Telescope opens sky to students, classes

Director of MacAdams Student Observatory, Timothy Knauer, explains the science behind the telescope located on the top level of parking garage # 2 in Lexington, Ky., on Monday, January 13, 2013. The color red is used to help human's eyes adjust to the night sky in the telescope. Photo by Eleanor Hasken | Staff

Director of MacAdams Student Observatory, Timothy Knauer, explains the science behind the telescope located on the top level of parking garage # 2 in Lexington, Ky., on Monday, January 13, 2013. The color red is used to help human’s eyes adjust to the night sky in the telescope. Photo by Eleanor Hasken | Staff

By Laura Shrake
lshrake@kykernel.com

At the MacAdam Student Observatory, students can observe the details of the night sky amid the bright lights of UK’s campus and the bustle and sirens of Lexington.
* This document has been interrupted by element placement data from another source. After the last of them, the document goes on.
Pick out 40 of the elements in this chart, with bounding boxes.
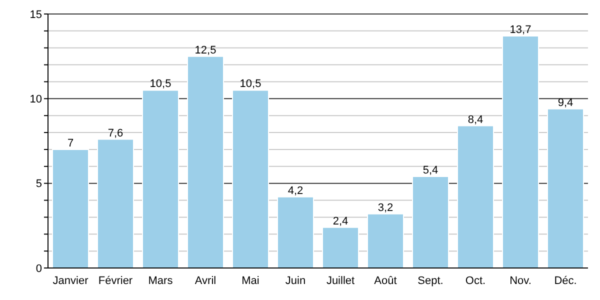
data-label: 4,2	[288, 184, 304, 197]
bar	[547, 108, 584, 268]
x-tick-label: Juillet	[326, 274, 355, 287]
bar	[277, 196, 314, 268]
y-tick-label: 5	[36, 178, 42, 190]
bar	[97, 138, 134, 268]
x-tick-label: Août	[374, 274, 397, 287]
bar	[412, 176, 449, 268]
data-label: 7	[67, 137, 74, 150]
x-tick-label: Déc.	[554, 274, 577, 287]
bar	[232, 90, 269, 268]
data-label: 13,7	[510, 24, 532, 36]
x-tick-label: Mars	[148, 274, 174, 287]
x-tick-label: Sept.	[418, 274, 444, 287]
data-label: 10,5	[240, 78, 262, 90]
bar	[52, 148, 89, 268]
x-tick-label: Février	[98, 274, 133, 287]
data-label: 9,4	[558, 96, 574, 109]
data-label: 10,5	[150, 78, 172, 90]
data-label: 5,4	[422, 164, 438, 177]
data-label: 12,5	[194, 44, 216, 56]
y-tick-label: 15	[30, 8, 42, 21]
x-tick-label: Oct.	[465, 274, 486, 287]
data-label: 3,2	[378, 202, 394, 214]
bar	[457, 125, 494, 268]
x-tick-label: Juin	[285, 274, 306, 287]
x-tick-label: Avril	[194, 274, 216, 287]
bar	[502, 36, 539, 268]
bar	[367, 213, 404, 268]
x-tick-label: Nov.	[510, 274, 532, 287]
data-label: 2,4	[332, 215, 348, 228]
bar	[322, 226, 359, 268]
bar	[142, 90, 179, 268]
data-label: 7,6	[108, 127, 124, 140]
bar	[187, 56, 224, 268]
x-tick-label: Janvier	[52, 274, 89, 287]
y-tick-label: 0	[36, 262, 42, 275]
y-tick-label: 10	[30, 94, 42, 106]
data-label: 8,4	[468, 114, 484, 126]
x-tick-label: Mai	[242, 274, 260, 287]
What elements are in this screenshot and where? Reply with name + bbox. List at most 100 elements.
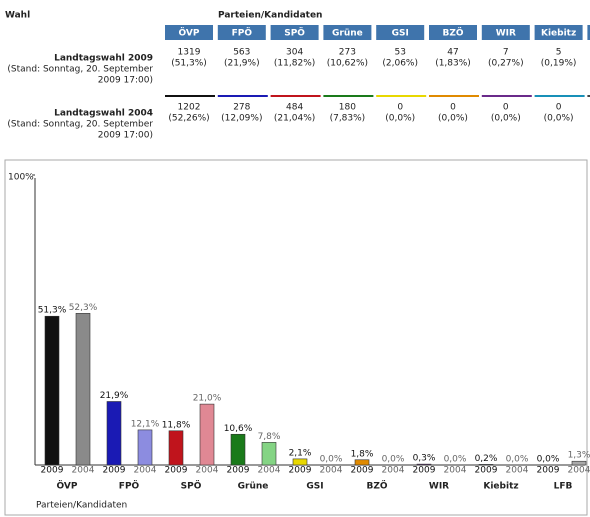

Inside the observatory, which sits atop Parking Structure No. 2 on Rose Street, three graduate students operate the telescope and explain what the observers are looking at in the sky.

“There are so many interesting things to look at in the night sky,” physics graduate student Eckhart Spalding said. “It’s hard to choose just one.”

But if he had to choose just one, he said the planets are the most interesting to examine. The telescope can easily show the rings of Saturn and large moons if they are in the right position.

“(The telescope) has the largest telescope lens on campus,” observatory director Tim Knauer said.

The observatory is convenient and easy to use, Eckhart said.

The biggest problem visitors encounter is light pollution from being on campus and in the city. However, Eckhart said the lighting conditions are sufficient for the research he is conducting.

“The good thing about the observatory is that it’s completely run by the computer,” physics graduate student Kyle McCarthy said. “There’s not a lot of down time … the computer tells the telescope where to go and students can just walk right up to the telescope and look.”

The telescope itself cost about $35,000, and including the instruments that support and move the telescope, Knauer estimates the cost to be between $60,000 and $70,000.

“The telescope is right at the break point (between) the biggest amateur telescope and the smallest professional telescope,” said Keith MacAdam, a professor emeritus at UK.

MacAdam said the observatory established in his name has relatively secure funding through an endowment he and his wife set up.

“(The endowment) will keep this thing going,” MacAdam said. “I wanted to support this because … it’s the best way to get a knowledge, love and appreciation for physical science into the community.”

Entering its sixth year, the observatory is dedicated to teaching undergraduate students in astronomy classes.

Knauer said undergraduate students in Astronomy 191 and 192 are required to visit the observatory for 30 minutes one evening in the semester to report on what they see.

The observatory is also open to off-campus groups and students.